Neven Caplar
Neven is a research scientist at the University of Washington / Rubin Observatory focused on developing scalable tools and methods to analyze time-domain data from large surveys. His current research involves building software, including contributions to LSDB and HATS, which support cross-matching and large-scale analytics across datasets from sources like the Rubin Observatory. He received his PhD from ETH Zurich and worked previously at Princeton University, developing a data reduction pipeline for Prime Focus Spectrograph at Subaru Observatory.
Session
In recent years, the exponential growth of large survey catalogs has introduced new challenges in the joint analysis of astronomical datasets, particularly as we move towards handling petabytes of data. Our demo will showcase the latest advancements in our Large Survey DataBase (LSDB) framework. The framework utilizes a particular hierarchically sharded spatial partitioning of large datasets, using Parquet to store the data. This approach facilitates efficient and scalable cross-matching and analysis of big datasets.

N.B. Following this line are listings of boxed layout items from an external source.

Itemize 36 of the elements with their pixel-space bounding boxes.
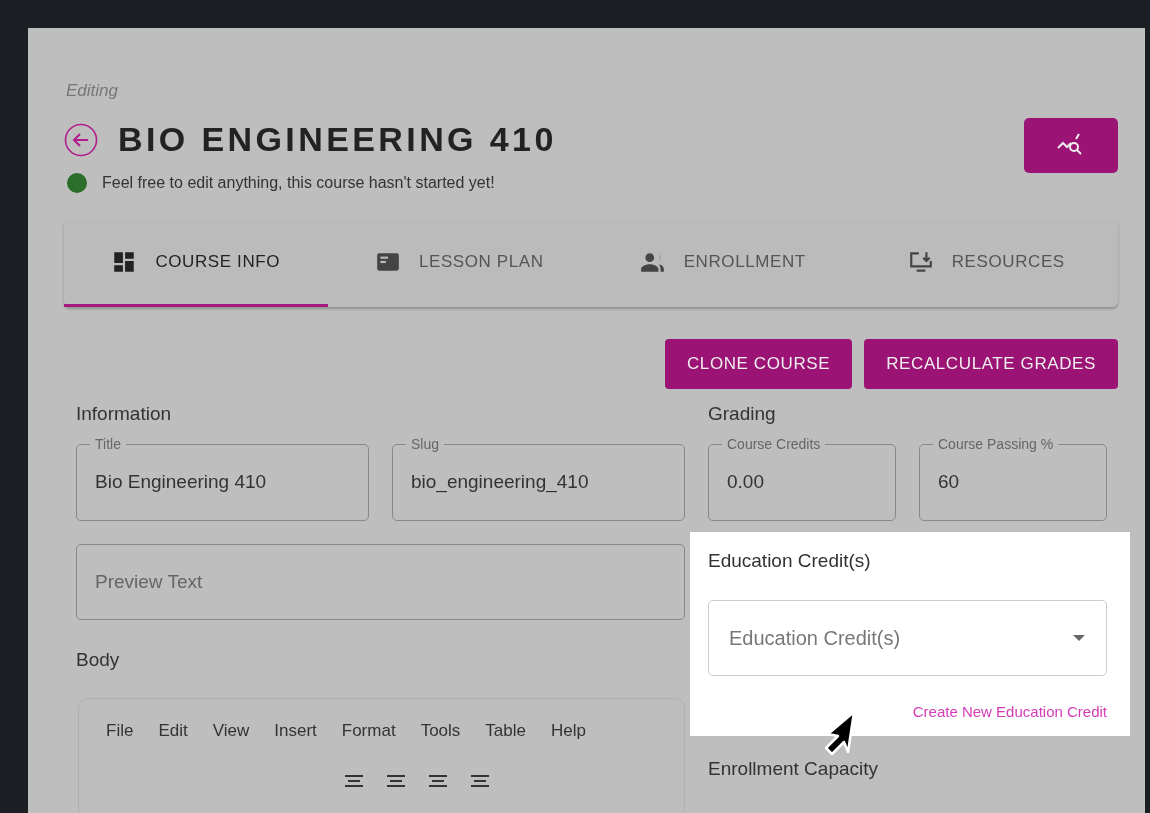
analytics-button[interactable]	[1024, 118, 1118, 173]
menu-item[interactable]: Tools	[420, 721, 461, 741]
menu-item[interactable]: Format	[341, 721, 396, 741]
menu-item[interactable]: View	[212, 721, 250, 741]
field-label: Body	[76, 649, 121, 671]
menu-item[interactable]: Insert	[274, 721, 317, 741]
status-dot	[67, 173, 87, 193]
menu-item[interactable]: Table	[485, 721, 526, 741]
status-message: Feel free to edit anything, this course hasn't started yet!	[102, 174, 495, 192]
mode-label: Editing	[66, 81, 118, 101]
align-icon[interactable]	[385, 775, 407, 789]
section-heading: Grading	[708, 403, 777, 425]
menu-item[interactable]: File	[106, 721, 134, 741]
field-label: Education Credit(s)	[708, 550, 872, 572]
menu-item[interactable]: Edit	[158, 721, 188, 741]
field-label: Enrollment Capacity	[708, 758, 880, 780]
page-title: BIO ENGINEERING 410	[118, 120, 557, 159]
menu-item[interactable]: Help	[550, 721, 586, 741]
align-icon[interactable]	[343, 775, 365, 789]
caret-icon	[1072, 634, 1086, 642]
input-field[interactable]: Slug bio_engineering_410	[392, 435, 685, 521]
align-icon[interactable]	[427, 775, 449, 789]
action-button[interactable]: RECALCULATE GRADES	[864, 339, 1118, 389]
tab[interactable]: LESSON PLAN	[327, 219, 591, 307]
create-link[interactable]: Create New Education Credit	[708, 703, 1107, 720]
tab[interactable]: COURSE INFO	[64, 219, 328, 307]
input-field[interactable]: Course Passing % 60	[919, 435, 1107, 521]
section-heading: Information	[76, 403, 173, 425]
align-icon[interactable]	[469, 775, 491, 789]
back-icon[interactable]	[64, 122, 98, 157]
action-button[interactable]: CLONE COURSE	[664, 339, 853, 389]
tab[interactable]: ENROLLMENT	[591, 219, 855, 307]
input-field[interactable]: Title Bio Engineering 410	[76, 435, 369, 521]
input-field[interactable]: Course Credits 0.00	[708, 435, 896, 521]
tab[interactable]: RESOURCES	[854, 219, 1118, 307]
dropdown-field[interactable]: Education Credit(s)	[708, 600, 1107, 676]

In this demo, we will explore the new features in LSDB; such as support for nested Pandas/Dask, making it easier to work on time-domain data and spectral data by storing observations from the same astronomical objects in the same dataframe row. We will demonstrate how users can start their analysis on small subsection of sky and easily scale up their analysis after initial testing. We will showcase the cross-matching ability across large datasets and demonstrate real-world applications by applying analysis functions on complete wide-sky synoptic datasets. We will highlight our collaborations with our partners (such as STScl, IPAC, Rubin, and CDS) to provide various catalogs in this format and show how we can utilize the Fornax cloud platform to work with diverse datasets in a unified cloud-based framework.